Тем временем я лихорадочно вспоминала оставшиеся грехи, но на ум пришел только грех прелюбодеяния. В этом я замечена не была уже давно, но батюшке все же пожаловалась.
— Господь простит! — повторил священник и в отчаянии воскликнул: — Да встань же ты, блаженная!
Не тут-то было! Насколько я помню, смертных грехов семь, а мне отпустили только два. Поэтому я продолжала висеть, поджав ноги, на руках у батюшки. Ему, похоже, надоело сражаться с непокорной паствой. Батюшка аккуратно опустил меня на ступеньки и сам сел рядом. Я растянула губы в довольной улыбке и попыталась вспомнить, с какой целью разыграла весь этот спектакль.
— Тебя как звать-то, блаженная? — устало поинтересовался слуга господа.
— А вас? — не осталась я в долгу.
— Отец Валентин.
— Мария, — неизвестно почему, назвалась я именем подруги и немедленно заканючила: — Отец Валентин, грешна я!
Священник, поняв, что все начинается сначала, поспешил меня заверить:
— Я помолюсь за тебя, Мария. Господь наш милостив, он всегда прощает искренне раскаявшихся.

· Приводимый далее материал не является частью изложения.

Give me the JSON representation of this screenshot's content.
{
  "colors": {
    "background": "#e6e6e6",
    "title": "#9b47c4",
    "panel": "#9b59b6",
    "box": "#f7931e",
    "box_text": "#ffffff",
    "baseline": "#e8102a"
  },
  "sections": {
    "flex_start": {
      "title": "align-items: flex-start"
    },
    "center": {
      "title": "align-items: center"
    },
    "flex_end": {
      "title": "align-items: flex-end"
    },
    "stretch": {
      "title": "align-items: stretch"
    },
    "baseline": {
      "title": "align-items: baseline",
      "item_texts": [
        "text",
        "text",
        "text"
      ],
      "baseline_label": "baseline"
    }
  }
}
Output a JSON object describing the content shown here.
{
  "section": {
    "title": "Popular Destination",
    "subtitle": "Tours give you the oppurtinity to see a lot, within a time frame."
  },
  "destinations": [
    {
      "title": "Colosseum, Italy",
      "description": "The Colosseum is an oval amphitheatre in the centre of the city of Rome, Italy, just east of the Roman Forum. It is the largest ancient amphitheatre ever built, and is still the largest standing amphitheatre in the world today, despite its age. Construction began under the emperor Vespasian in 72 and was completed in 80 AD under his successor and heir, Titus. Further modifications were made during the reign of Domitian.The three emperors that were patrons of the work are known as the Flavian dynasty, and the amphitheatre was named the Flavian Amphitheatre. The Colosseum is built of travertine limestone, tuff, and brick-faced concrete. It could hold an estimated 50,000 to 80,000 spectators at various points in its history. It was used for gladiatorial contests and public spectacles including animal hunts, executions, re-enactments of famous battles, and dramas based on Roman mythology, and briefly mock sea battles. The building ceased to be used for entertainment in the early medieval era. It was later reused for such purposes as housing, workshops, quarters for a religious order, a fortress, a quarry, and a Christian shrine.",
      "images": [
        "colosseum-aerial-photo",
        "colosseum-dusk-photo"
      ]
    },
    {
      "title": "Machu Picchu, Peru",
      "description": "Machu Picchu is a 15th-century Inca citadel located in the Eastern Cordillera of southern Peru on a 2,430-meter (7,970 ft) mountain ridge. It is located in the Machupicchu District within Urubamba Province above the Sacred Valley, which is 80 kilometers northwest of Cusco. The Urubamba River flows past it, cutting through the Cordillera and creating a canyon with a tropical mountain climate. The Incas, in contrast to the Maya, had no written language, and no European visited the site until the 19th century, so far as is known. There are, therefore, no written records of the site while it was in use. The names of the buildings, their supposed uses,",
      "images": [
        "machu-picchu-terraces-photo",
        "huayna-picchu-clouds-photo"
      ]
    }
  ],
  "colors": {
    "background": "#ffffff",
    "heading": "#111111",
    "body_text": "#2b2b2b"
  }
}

Подобный вариант меня вполне устраивал. Выходило, что все Манькины грехи господь отпустит заочно. Однако следовало соблюсти и личные интересы.
— Батюшка, те люди, что к вам приходили, темные. Совесть у них нечиста, — напустив на себя придурковатый вид, таинственно произнесла я. — Им покаяться нужно. Иначе гореть им в этой… геенне огненной, вот!
В глазах отца Валентина мелькнуло что-то похожее на подозрение, но я продолжала улыбаться улыбкой тихого идиота, и подозрение сменилось раздражением:
— Они раскаиваются, Мария. Искренне, — уловив, как я недоверчиво сжала губы, заверил священник. — А я молюсь за них. Ты иди, иди, дочь моя. Господь простит…
— Ага, ага… — Я поднялась с колен и ринулась к выходу, забыв хромать и сутулиться.
На крыльце, нетерпеливо поскуливая, меня поджидала Манька.
— Ну, Маня, считай, все твои грехи отпущены, можешь начинать грешить по новой, с чистого листа, так сказать. Отец Валентин день и ночь станет за тебя молиться, — обрадовала я подругу. — А где Чалдон со своими шестерками?
— Уехали.
— Куда?
Маруська усмехнулась:
— Не сообщили. Забыли, наверное.
— О чем говорили, удалось услышать? — не отставала я.
— Немного. Про мочалки говорили.
— Про мочалки? — Я посчитала, что подружка что-то неправильно поняла.
— Ну да. Сказали, что их надо непременно найти, иначе Валет поубивает их всех. О чем это они, Славик, ты не знаешь?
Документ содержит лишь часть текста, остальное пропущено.